Ao resgatar o protagonismo do Brasil no mundo, o presidente Lula confere à cooperação científica status especial dentro da política externa do seu governo. Nesse sentido, tive o privilégio de acompanhar o presidente em três missões ao exterior: à Argentina e ao Uruguai; à China; e a Portugal e Espanha. Nessas visitas, firmamos instrumentos de cooperação em áreas estratégicas, como inteligência artificial, tecnologias quânticas, semicondutores, mudanças climáticas, energias renováveis, saúde, bioeconomia, espaço e novos materiais. Anunciamos o desenvolvimento conjunto de projetos estruturantes para o país, como a construção do Reator Multipropósito Brasileiro em parceria com a Argentina, que, até 2028, tornará o Brasil autossuficiente na produção de radioisótopos para o tratamento do câncer, e o satélite CBERS-6 com a China, que revolucionará o monitoramento da Amazônia e outros biomas brasileiros por meio de uma nova tecnologia de radares.
Nossas relações históricas e bem-sucedidas em C,T&I com a América do Norte e a Europa serão mantidas e aprofundadas, mas daremos novo impulso a programas e projetos regionais com a América Latina e Caribe, fortaleceremos nossa atuação junto aos países do Brics e voltaremos a atuar com nossos parceiros na África e na Comunidade de Países de Língua Portuguesa (CPLP).
Os próximos anos serão de particular relevância para que o país possa projetar sua liderança e coordenação em temas científicos e tecnológicos. O Brasil sediará a Cúpula da Amazônia e liderará o Mercosul no segundo semestre de 2023. Assumiremos a presidência do G20, em 2024, a presidência de turno do Brics em 2025 e, caso tenha seu pleito atendido, o Brasil será sede da COP-30, também daqui a dois anos.
Nosso objetivo é utilizar a cooperação internacional e a diplomacia científica, em parceria com o Itamaraty, para enfrentar os grandes desafios nacionais e globais. Para ser uma potência tecnológica nos próximos 30 anos, temos que investir no enfrentamento das mudanças climáticas e da perda da biodiversidade, na transição energética, na transformação digital, na autossuficiência em saúde e biotecnologia e na superação da fome e das desigualdades.

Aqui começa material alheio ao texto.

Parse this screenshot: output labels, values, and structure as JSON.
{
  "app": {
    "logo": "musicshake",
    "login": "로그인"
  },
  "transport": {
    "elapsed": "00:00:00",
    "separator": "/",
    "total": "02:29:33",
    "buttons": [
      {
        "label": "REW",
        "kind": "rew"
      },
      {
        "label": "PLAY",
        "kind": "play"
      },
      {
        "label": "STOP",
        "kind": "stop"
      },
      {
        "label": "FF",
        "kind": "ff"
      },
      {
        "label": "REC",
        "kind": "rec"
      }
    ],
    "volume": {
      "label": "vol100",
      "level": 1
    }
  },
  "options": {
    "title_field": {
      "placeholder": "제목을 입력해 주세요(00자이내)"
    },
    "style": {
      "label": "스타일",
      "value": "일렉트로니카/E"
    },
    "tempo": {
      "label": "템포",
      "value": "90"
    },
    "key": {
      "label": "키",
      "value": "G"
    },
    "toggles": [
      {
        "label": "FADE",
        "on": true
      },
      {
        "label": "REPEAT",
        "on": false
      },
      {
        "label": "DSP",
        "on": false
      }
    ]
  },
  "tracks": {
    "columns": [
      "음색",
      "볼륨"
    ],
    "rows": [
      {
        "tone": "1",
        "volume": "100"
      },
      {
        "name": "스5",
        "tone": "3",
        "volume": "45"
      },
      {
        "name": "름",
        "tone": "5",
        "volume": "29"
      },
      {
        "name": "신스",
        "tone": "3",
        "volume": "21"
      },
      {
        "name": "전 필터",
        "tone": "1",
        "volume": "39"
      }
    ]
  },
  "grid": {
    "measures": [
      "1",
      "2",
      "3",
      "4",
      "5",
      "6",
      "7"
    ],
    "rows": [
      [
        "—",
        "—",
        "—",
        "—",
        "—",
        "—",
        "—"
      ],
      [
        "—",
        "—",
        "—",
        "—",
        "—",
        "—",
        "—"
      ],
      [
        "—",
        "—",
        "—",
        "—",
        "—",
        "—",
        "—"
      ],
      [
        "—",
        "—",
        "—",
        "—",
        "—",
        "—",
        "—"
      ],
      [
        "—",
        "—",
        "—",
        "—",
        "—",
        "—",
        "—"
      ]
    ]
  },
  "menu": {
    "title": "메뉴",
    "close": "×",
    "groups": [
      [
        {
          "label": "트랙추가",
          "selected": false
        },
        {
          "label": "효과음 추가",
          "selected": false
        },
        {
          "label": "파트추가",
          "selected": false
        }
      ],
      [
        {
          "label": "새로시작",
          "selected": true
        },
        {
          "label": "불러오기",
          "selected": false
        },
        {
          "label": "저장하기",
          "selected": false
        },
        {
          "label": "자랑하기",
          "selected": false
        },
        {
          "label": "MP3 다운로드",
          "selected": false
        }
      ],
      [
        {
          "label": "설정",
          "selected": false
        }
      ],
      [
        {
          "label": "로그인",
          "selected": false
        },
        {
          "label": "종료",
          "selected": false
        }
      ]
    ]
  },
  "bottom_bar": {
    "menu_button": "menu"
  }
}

Faremos isso usando as nossas melhores capacidades e por meio de chamadas bilaterais e multilaterais a projetos de pesquisa e da internacionalização das nossas instituições de ciência e tecnologia (ICTs). Mobilizaremos a nossa diáspora científica, financiaremos programas internacionais de C,T&I e promoveremos o acesso a infraestruturas globais de pesquisa, como a Organização Europeia para Pesquisa Nuclear (CERN).
Somados aos nossos esforços de cooperação científica, trabalharemos para garantir nas relações comerciais a transferência de tecnologia dos centros mais avançados para o Brasil. Para isso, usaremos de forma estratégica instrumentos de estímulo à inovação, em especial aqueles impulsionados pelo lado da demanda, como o uso do poder de compra do Estado, as encomendas tecnológicas e as compensações tecnológicas (offsets).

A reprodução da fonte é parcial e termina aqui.